The class has also been profitable. Johnson & Johnson reported $284 million in sales for Invokana, though that was a 13% decrease from the same period in 2016. Farxiga raked in $207 million during the first quarter for AstraZeneca, while Lilly reported $74 million in sales for Jardiance, almost double the year-prior period. Lilly gained approval from the Food and Drug Administration to add the cardiovascular benefits to the Jardiance label in December. While the expanded label has not significantly boosted Jardiance's share of the market, showcasing Invokana's cardiovascular benefits could help reinvigorate the franchise.
"Patients with diabetes are two to four times more likely to suffer from associated comorbidities, such as heart failure and kidney disease, and the CANVAS results demonstrate the potential of canagliflozin in reducing the risk for such conditions in high-risk type 2 diabetes patients," David Matthews, co-chair of the CANVAS Steering Committee, said in the June 12 statement.

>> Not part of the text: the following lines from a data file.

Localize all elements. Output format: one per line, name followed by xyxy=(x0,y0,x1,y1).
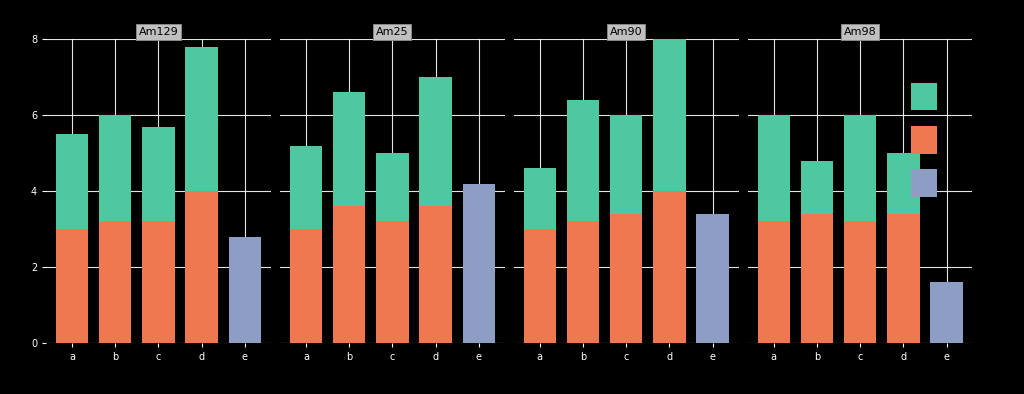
Bar xyxy=(931,290,963,343)
Bar xyxy=(610,115,642,214)
Bar xyxy=(290,229,323,343)
Bar xyxy=(185,191,218,343)
Bar xyxy=(290,145,323,229)
Bar xyxy=(567,221,599,343)
Bar xyxy=(887,153,920,214)
Bar xyxy=(99,115,131,221)
Bar xyxy=(610,214,642,343)
Bar xyxy=(653,191,686,343)
Bar xyxy=(376,153,409,221)
Bar xyxy=(333,93,366,206)
Bar xyxy=(333,206,366,343)
Bar xyxy=(419,77,452,206)
Bar xyxy=(758,115,790,221)
Bar xyxy=(567,100,599,221)
Bar xyxy=(844,221,877,343)
Bar xyxy=(801,161,834,214)
Bar xyxy=(376,221,409,343)
Bar xyxy=(931,282,963,343)
Bar xyxy=(228,236,261,343)
Bar xyxy=(696,214,729,343)
Bar xyxy=(801,214,834,343)
Bar xyxy=(55,229,88,343)
Bar xyxy=(653,9,686,191)
Bar xyxy=(523,168,556,229)
Bar xyxy=(758,221,790,343)
Bar xyxy=(419,206,452,343)
Bar xyxy=(185,47,218,191)
Title: Am25: Am25 xyxy=(376,27,409,37)
Title: Am90: Am90 xyxy=(610,27,642,37)
Bar xyxy=(844,115,877,221)
Title: Am98: Am98 xyxy=(844,27,877,37)
Bar xyxy=(142,221,175,343)
Bar xyxy=(887,214,920,343)
Bar xyxy=(99,221,131,343)
Bar xyxy=(55,134,88,229)
Bar xyxy=(142,126,175,221)
Bar xyxy=(463,184,495,343)
Bar xyxy=(523,229,556,343)
Title: Am129: Am129 xyxy=(138,27,178,37)
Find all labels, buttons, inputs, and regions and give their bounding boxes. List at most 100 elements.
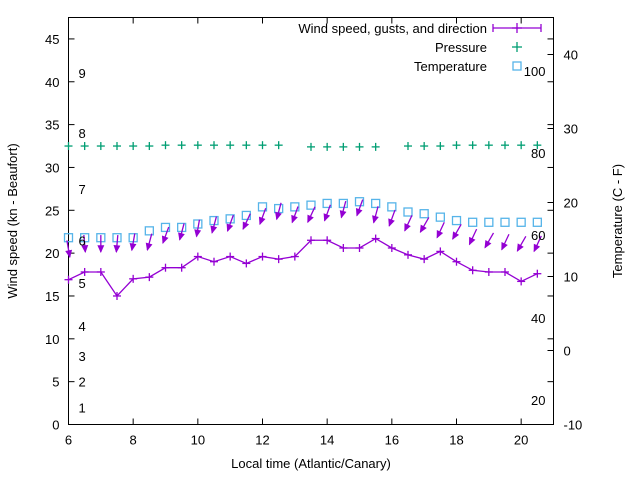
pressure-point bbox=[323, 142, 332, 151]
wind-direction-arrow bbox=[339, 200, 347, 219]
arrow-head bbox=[484, 240, 492, 249]
pressure-point bbox=[533, 141, 542, 150]
x-tick-label-2: 10 bbox=[191, 433, 205, 448]
temperature-point bbox=[371, 198, 381, 209]
wind-speed-point bbox=[226, 252, 235, 261]
beaufort-label-8: 8 bbox=[79, 126, 86, 141]
wind-direction-arrow bbox=[452, 224, 462, 240]
beaufort-label-1: 1 bbox=[79, 400, 86, 415]
wind-direction-arrow bbox=[97, 235, 105, 254]
wind-direction-arrow bbox=[291, 206, 299, 224]
pressure-point bbox=[64, 142, 73, 151]
wind-speed-point bbox=[517, 277, 526, 286]
wind-direction-arrow bbox=[242, 213, 251, 230]
wind-direction-arrow bbox=[404, 215, 413, 232]
temperature-point bbox=[532, 217, 542, 227]
arrow-head bbox=[81, 244, 89, 254]
fahrenheit-label-100: 100 bbox=[524, 64, 546, 79]
pressure-point bbox=[177, 141, 186, 150]
wind-direction-arrow bbox=[178, 223, 185, 241]
arrow-head bbox=[339, 210, 347, 219]
beaufort-label-2: 2 bbox=[79, 375, 86, 390]
temperature-point bbox=[290, 202, 300, 212]
wind-direction-arrow bbox=[65, 240, 73, 259]
wind-direction-arrow bbox=[419, 217, 430, 234]
wind-speed-point bbox=[210, 257, 218, 266]
arrow-head bbox=[419, 224, 427, 234]
wind-speed-point bbox=[533, 269, 542, 278]
y-tick-label-0: 0 bbox=[52, 418, 59, 433]
pressure-point bbox=[274, 141, 283, 150]
arrow-head bbox=[452, 231, 460, 240]
wind-speed-point bbox=[307, 236, 315, 245]
fahrenheit-label-20: 20 bbox=[531, 393, 545, 408]
arrow-head bbox=[210, 225, 218, 234]
wind-speed-point bbox=[290, 252, 299, 261]
wind-speed-point bbox=[452, 257, 461, 266]
legend-entry-2: Temperature bbox=[414, 59, 522, 74]
wind-speed-point bbox=[436, 247, 445, 256]
pressure-point bbox=[501, 141, 509, 150]
wind-direction-arrow bbox=[516, 235, 527, 252]
arrow-head bbox=[323, 213, 331, 222]
temperature-point bbox=[338, 198, 348, 209]
wind-speed-line bbox=[68, 237, 538, 298]
wind-direction-arrow bbox=[436, 221, 445, 239]
wind-direction-arrow bbox=[355, 199, 364, 217]
legend-marker bbox=[512, 61, 522, 71]
wind-speed-point bbox=[258, 252, 267, 261]
pressure-point bbox=[404, 142, 412, 151]
arrow-head bbox=[291, 214, 298, 224]
temperature-point bbox=[516, 217, 526, 227]
temperature-point bbox=[500, 217, 510, 227]
x-tick-label-0: 6 bbox=[65, 433, 72, 448]
arrow-head bbox=[145, 242, 153, 252]
arrow-head bbox=[97, 245, 105, 254]
y2-tick-label-5: 40 bbox=[564, 48, 578, 63]
y-tick-label-1: 5 bbox=[52, 375, 59, 390]
arrow-head bbox=[113, 244, 121, 254]
wind-direction-arrow bbox=[484, 232, 495, 249]
legend-entry-1: Pressure bbox=[435, 40, 522, 55]
wind-direction-arrow bbox=[129, 233, 137, 252]
y-tick-label-9: 45 bbox=[45, 32, 59, 47]
temperature-point bbox=[241, 210, 251, 221]
y2-tick-label-1: 0 bbox=[564, 344, 571, 359]
fahrenheit-label-80: 80 bbox=[531, 146, 545, 161]
wind-speed-point bbox=[387, 243, 396, 252]
wind-speed-point bbox=[404, 250, 412, 259]
y-tick-label-8: 40 bbox=[45, 75, 59, 90]
arrow-head bbox=[501, 242, 508, 251]
wind-speed-point bbox=[129, 274, 138, 283]
pressure-point bbox=[129, 142, 138, 151]
data-layer bbox=[63, 141, 542, 300]
y2-tick-label-3: 20 bbox=[564, 196, 578, 211]
x-tick-label-1: 8 bbox=[130, 433, 137, 448]
arrow-head bbox=[355, 208, 363, 217]
arrow-head bbox=[372, 215, 379, 224]
wind-speed-point bbox=[371, 234, 380, 243]
arrow-head bbox=[65, 249, 73, 259]
arrow-head bbox=[307, 214, 314, 224]
fahrenheit-label-60: 60 bbox=[531, 228, 545, 243]
beaufort-label-6: 6 bbox=[79, 233, 86, 248]
arrow-head bbox=[161, 235, 169, 244]
wind-speed-point bbox=[339, 243, 348, 252]
temperature-point bbox=[144, 226, 154, 236]
y-tick-label-7: 35 bbox=[45, 118, 59, 133]
wind-speed-point bbox=[501, 267, 509, 276]
temperature-point bbox=[484, 217, 494, 227]
temperature-point bbox=[387, 202, 397, 212]
beaufort-label-7: 7 bbox=[79, 182, 86, 197]
axes-layer bbox=[68, 17, 554, 425]
wind-direction-arrow bbox=[226, 214, 234, 232]
beaufort-label-3: 3 bbox=[79, 349, 86, 364]
legend-marker bbox=[512, 23, 522, 33]
wind-direction-arrow bbox=[307, 206, 316, 224]
pressure-point bbox=[161, 141, 170, 150]
legend-label-0: Wind speed, gusts, and direction bbox=[298, 21, 487, 36]
wind-speed-point bbox=[64, 275, 73, 284]
pressure-point bbox=[355, 142, 364, 151]
wind-speed-point bbox=[161, 263, 170, 272]
wind-speed-point bbox=[96, 267, 105, 276]
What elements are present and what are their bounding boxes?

Additional results from the study, which was published in the New England Journal of Medicine,found patients receiving Invokana had a 33% decline in risk of hospitalization for heart failure. The drug's safety profile was similar to previous findings, according to Johnson & Johnson. Last month,the FDA mandated the drug carry a black box warning for increased risk of foot and leg amputations.